Hasta mi mujer, esa imbécil, me lo echa en cara.

¡Pedro, tus manos están manchadas de sangre!»...

Se reportó y añadió apresuradamente:

—Perdóneme usted; me arrebato de tal modo, que hablo hasta de las cosas íntimas... ¡Sí, señores, hacéis mal en censurarme! ¡Ya veis, en ocho meses, mi cabello se ha puesto blanco! ¡No puedo más!...

¡Es para volverse loco! También yo tengo hijos...
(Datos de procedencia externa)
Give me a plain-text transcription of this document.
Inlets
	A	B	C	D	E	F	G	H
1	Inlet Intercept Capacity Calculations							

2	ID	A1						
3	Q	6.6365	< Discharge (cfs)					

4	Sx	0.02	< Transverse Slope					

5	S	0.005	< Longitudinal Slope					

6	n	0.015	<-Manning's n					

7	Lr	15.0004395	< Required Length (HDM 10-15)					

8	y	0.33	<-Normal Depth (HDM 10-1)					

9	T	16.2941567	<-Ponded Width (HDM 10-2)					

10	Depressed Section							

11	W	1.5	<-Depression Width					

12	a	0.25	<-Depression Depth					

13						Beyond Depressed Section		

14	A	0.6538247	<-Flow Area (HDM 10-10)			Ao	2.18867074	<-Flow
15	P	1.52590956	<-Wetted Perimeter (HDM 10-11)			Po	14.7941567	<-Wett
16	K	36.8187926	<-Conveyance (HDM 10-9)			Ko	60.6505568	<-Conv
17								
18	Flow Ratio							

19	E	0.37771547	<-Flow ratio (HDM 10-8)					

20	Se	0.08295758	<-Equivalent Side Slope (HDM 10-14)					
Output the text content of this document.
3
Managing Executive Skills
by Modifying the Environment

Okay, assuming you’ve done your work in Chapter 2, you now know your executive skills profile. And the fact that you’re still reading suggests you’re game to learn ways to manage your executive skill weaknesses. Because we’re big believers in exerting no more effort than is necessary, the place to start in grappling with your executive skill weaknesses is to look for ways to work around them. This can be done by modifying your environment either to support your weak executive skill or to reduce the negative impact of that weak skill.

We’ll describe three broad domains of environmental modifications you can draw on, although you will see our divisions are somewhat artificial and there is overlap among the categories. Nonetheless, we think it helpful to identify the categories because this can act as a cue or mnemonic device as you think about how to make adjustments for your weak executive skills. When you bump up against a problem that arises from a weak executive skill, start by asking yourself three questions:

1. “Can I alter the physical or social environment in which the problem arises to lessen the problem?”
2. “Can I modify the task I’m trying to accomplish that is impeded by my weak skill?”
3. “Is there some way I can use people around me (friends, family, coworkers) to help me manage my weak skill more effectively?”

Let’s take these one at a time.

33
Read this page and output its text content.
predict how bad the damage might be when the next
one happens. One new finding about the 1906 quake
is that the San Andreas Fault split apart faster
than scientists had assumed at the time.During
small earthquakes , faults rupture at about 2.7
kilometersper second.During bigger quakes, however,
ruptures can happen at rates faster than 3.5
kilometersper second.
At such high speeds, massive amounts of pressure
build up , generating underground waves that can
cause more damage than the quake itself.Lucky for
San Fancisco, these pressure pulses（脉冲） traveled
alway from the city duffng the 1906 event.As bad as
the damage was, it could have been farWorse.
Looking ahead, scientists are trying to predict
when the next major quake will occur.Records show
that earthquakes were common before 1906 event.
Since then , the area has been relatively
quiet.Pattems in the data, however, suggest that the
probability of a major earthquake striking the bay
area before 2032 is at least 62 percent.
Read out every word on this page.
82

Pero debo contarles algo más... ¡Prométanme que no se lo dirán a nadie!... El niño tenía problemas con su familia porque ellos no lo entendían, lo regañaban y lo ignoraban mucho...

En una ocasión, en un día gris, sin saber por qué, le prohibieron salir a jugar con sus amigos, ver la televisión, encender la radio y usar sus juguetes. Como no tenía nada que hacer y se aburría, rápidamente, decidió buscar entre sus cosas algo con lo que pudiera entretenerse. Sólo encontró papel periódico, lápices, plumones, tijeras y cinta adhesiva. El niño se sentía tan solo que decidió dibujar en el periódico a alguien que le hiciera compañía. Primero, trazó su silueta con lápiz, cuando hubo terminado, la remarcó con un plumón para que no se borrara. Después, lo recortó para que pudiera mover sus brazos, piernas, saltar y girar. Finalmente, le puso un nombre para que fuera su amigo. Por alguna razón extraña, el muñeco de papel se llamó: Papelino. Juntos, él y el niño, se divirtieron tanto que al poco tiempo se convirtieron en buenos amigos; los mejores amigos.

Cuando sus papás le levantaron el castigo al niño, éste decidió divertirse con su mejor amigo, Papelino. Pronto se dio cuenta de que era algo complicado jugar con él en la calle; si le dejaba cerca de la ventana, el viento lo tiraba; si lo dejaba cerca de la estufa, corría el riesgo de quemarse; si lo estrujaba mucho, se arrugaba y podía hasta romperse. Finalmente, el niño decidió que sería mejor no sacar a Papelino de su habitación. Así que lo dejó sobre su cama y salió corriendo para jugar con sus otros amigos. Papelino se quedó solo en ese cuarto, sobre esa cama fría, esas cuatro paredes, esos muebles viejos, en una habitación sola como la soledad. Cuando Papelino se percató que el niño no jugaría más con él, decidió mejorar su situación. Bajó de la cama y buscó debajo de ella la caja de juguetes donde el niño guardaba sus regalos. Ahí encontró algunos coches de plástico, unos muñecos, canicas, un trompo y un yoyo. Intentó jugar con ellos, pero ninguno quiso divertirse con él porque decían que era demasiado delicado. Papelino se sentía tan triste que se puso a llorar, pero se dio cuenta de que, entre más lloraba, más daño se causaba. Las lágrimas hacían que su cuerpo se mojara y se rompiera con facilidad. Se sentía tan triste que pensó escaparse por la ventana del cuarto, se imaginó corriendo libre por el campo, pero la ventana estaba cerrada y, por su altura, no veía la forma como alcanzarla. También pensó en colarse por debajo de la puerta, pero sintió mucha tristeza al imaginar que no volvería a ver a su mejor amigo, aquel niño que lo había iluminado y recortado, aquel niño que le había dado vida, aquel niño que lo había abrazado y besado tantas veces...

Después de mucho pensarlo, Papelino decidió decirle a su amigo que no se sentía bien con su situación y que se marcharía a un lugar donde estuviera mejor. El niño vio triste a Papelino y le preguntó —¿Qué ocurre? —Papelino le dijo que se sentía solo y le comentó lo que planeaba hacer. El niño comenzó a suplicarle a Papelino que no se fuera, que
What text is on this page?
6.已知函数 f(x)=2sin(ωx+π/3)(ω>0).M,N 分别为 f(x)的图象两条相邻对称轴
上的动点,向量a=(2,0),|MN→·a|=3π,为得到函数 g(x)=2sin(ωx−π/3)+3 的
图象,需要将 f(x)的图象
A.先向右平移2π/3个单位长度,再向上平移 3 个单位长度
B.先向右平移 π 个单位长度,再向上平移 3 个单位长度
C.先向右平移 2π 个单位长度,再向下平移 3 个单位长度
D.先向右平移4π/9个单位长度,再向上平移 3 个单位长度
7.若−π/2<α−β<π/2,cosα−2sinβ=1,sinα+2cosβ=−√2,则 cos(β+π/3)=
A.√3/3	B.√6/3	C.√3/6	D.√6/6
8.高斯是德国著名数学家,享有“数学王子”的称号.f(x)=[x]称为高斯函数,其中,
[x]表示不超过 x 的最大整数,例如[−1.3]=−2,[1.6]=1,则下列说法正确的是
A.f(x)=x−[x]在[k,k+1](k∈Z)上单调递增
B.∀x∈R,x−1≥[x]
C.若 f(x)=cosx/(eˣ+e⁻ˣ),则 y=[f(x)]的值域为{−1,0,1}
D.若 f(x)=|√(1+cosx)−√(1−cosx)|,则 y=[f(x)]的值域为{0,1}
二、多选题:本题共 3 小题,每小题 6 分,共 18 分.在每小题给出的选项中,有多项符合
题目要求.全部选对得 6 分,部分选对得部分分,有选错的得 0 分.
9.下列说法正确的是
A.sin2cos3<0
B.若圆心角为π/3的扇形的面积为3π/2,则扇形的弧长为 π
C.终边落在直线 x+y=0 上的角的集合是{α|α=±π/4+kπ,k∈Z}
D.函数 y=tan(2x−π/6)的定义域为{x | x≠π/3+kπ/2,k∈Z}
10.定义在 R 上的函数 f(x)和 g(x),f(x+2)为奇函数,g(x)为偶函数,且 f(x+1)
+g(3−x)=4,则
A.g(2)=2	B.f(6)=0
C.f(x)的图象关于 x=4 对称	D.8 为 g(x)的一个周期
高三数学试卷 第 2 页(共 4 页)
Se detuvo y se dió un puñetazo en el pecho.

—Sí, tengo hijos; ¿qué será de ellos mañana?

¡Qué se yo! ¿Puede estar uno seguro de nada en esta época terrible?...

Helena Petrovna recordó vagamente el pasado lejano, y preguntó con voz vacilante:

—Si no me engaña la memoria, usted tiene un hijo, Petia... Y pensó: Es de la mimsa edad que mi Sacha..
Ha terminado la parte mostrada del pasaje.